Attention: Symantec- and Norton-branded endpoint protection and anti-virus users
Security researchers have announced – and Symantec has confirmed – a dangerous vulnerability in many Symantec- and Norton-branded anti-virus and endpoint protection products. The vulnerability exists in the core software, which drives the products and could allow an attacker to gain root-level control of a host.
Just emailing a file to a victim or sending them a link exploit is enough to trigger an attack. The victim doesn’t need to open the file or interact with it in any way. Since no interaction is necessary to exploit it, this is a vulnerability with potentially devastating consequences to Norton and Symantec customers.
The vulnerability takes advantage of the anti-virus software’s behavior as it does its job. Anti-virus software uses a technique called “unpacking” in order to open incoming files and links to examine them for malware and malicious web links. The way Symantec products perform this technique allows malicious software to execute as its being examined. This can allow the malware to take over the anti-virus’ processes, potentially leaving it running at the highest system-level permissions. If the malware runs at this permission level, it could perform any type of task that the attacker desires. For instance, an attacker could use this vulnerability to create a particular type of malware that’s known as a “worm,” meaning that it could self-replicate and spread throughout an organization’s networks.

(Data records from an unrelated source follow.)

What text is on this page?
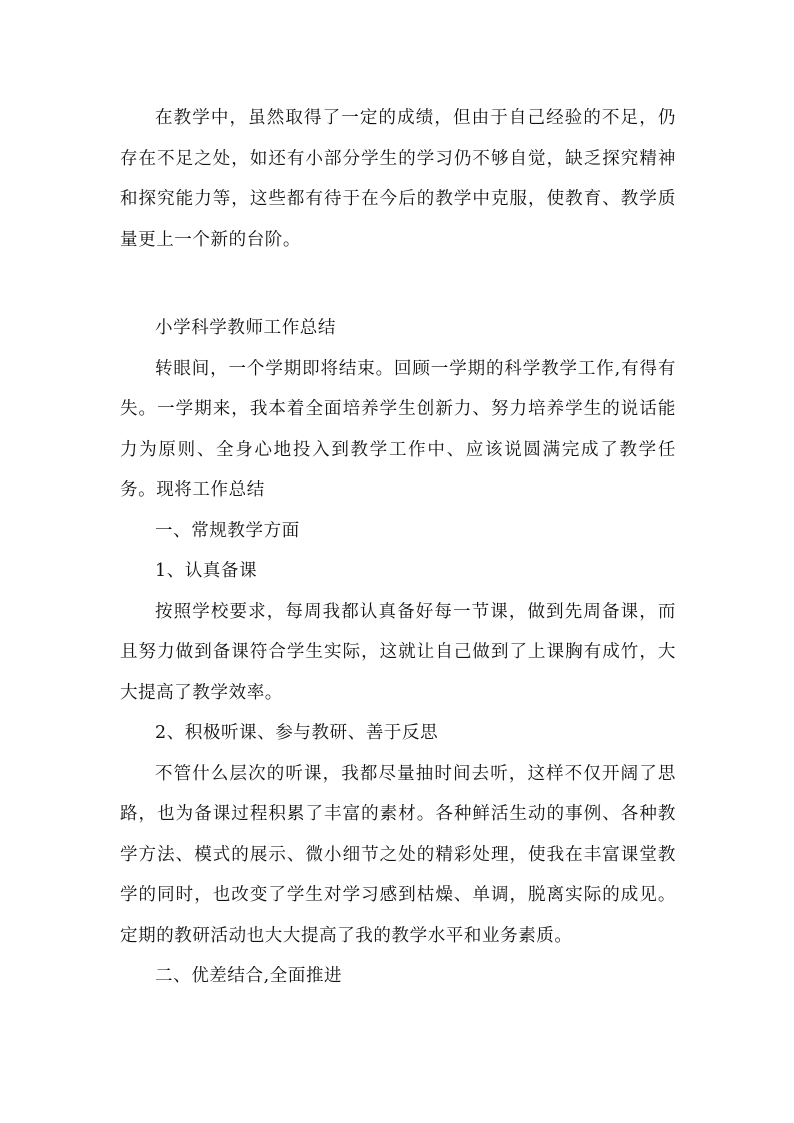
在教学中，虽然取得了一定的成绩，但由于自己经验的不足，仍存在不足之处，如还有小部分学生的学习仍不够自觉，缺乏探究精神和探究能力等，这些都有待于在今后的教学中克服，使教育、教学质量更上一个新的台阶。

小学科学教师工作总结

转眼间，一个学期即将结束。回顾一学期的科学教学工作,有得有失。一学期来，我本着全面培养学生创新力、努力培养学生的说话能力为原则、全身心地投入到教学工作中、应该说圆满完成了教学任务。现将工作总结

一、常规教学方面

1、认真备课

按照学校要求，每周我都认真备好每一节课，做到先周备课，而且努力做到备课符合学生实际，这就让自己做到了上课胸有成竹，大大提高了教学效率。

2、积极听课、参与教研、善于反思

不管什么层次的听课，我都尽量抽时间去听，这样不仅开阔了思路，也为备课过程积累了丰富的素材。各种鲜活生动的事例、各种教学方法、模式的展示、微小细节之处的精彩处理，使我在丰富课堂教学的同时，也改变了学生对学习感到枯燥、单调，脱离实际的成见。定期的教研活动也大大提高了我的教学水平和业务素质。

二、优差结合,全面推进
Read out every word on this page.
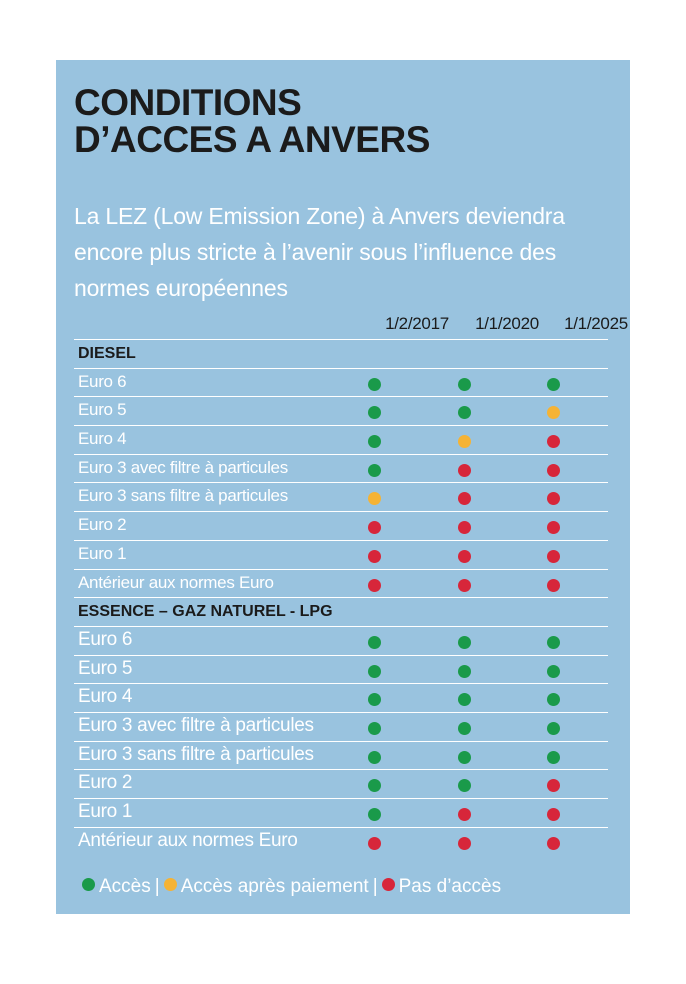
CONDITIONS
D’ACCES A ANVERS

La LEZ (Low Emission Zone) à Anvers deviendra encore plus stricte à l’avenir sous l’influence des normes européennes

1/2/2017	1/1/2020	1/1/2025
DIESEL
Euro 6
Euro 5
Euro 4
Euro 3 avec filtre à particules
Euro 3 sans filtre à particules
Euro 2
Euro 1
Antérieur aux normes Euro
ESSENCE – GAZ NATUREL - LPG
Euro 6
Euro 5
Euro 4
Euro 3 avec filtre à particules
Euro 3 sans filtre à particules
Euro 2
Euro 1
Antérieur aux normes Euro
Accès | Accès après paiement | Pas d’accès
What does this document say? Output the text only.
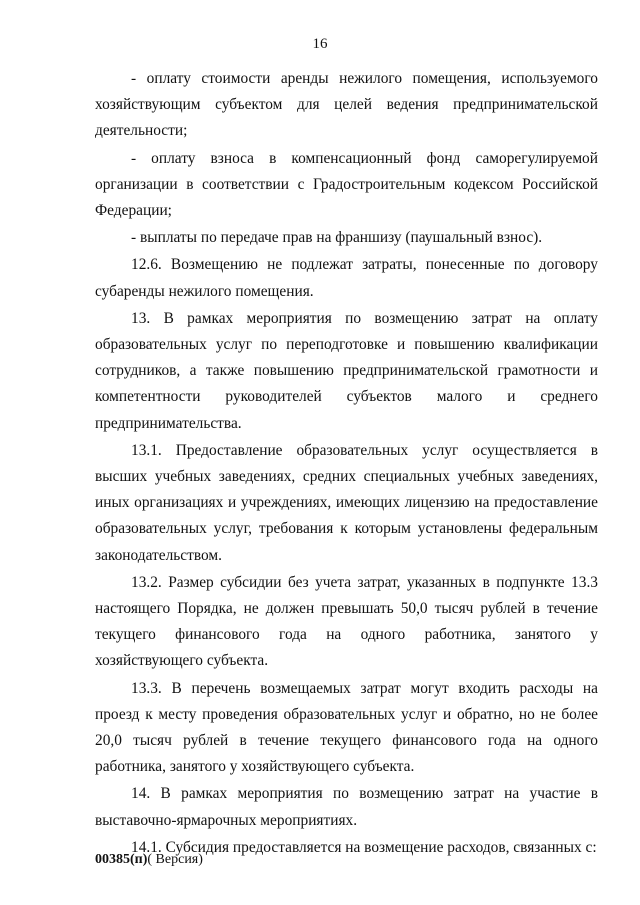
16

- оплату стоимости аренды нежилого помещения, используемого хозяйствующим субъектом для целей ведения предпринимательской деятельности;

- оплату взноса в компенсационный фонд саморегулируемой организации в соответствии с Градостроительным кодексом Российской Федерации;

- выплаты по передаче прав на франшизу (паушальный взнос).

12.6. Возмещению не подлежат затраты, понесенные по договору субаренды нежилого помещения.

13. В рамках мероприятия по возмещению затрат на оплату образовательных услуг по переподготовке и повышению квалификации сотрудников, а также повышению предпринимательской грамотности и компетентности руководителей субъектов малого и среднего предпринимательства.

13.1. Предоставление образовательных услуг осуществляется в высших учебных заведениях, средних специальных учебных заведениях, иных организациях и учреждениях, имеющих лицензию на предоставление образовательных услуг, требования к которым установлены федеральным законодательством.

13.2. Размер субсидии без учета затрат, указанных в подпункте 13.3 настоящего Порядка, не должен превышать 50,0 тысяч рублей в течение текущего финансового года на одного работника, занятого у хозяйствующего субъекта.

13.3. В перечень возмещаемых затрат могут входить расходы на проезд к месту проведения образовательных услуг и обратно, но не более 20,0 тысяч рублей в течение текущего финансового года на одного работника, занятого у хозяйствующего субъекта.

14. В рамках мероприятия по возмещению затрат на участие в выставочно-ярмарочных мероприятиях.

14.1. Субсидия предоставляется на возмещение расходов, связанных с:

00385(п)( Версия)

Symantec has released patches to fix the vulnerability. Some products are being automatically patched as the anti-virus receives the periodic updates to its definitions files. Unfortunately, not all products can be patched this way and must be manually repaired. Symantec has published a list of its products and the patching process.
If you’re a Symantec or Norton customer, you should immediately contact your vendor to determine impact and corrective action, and should immediately run a product update to install the most recent patches. This is urgent and should be placed as a top priority.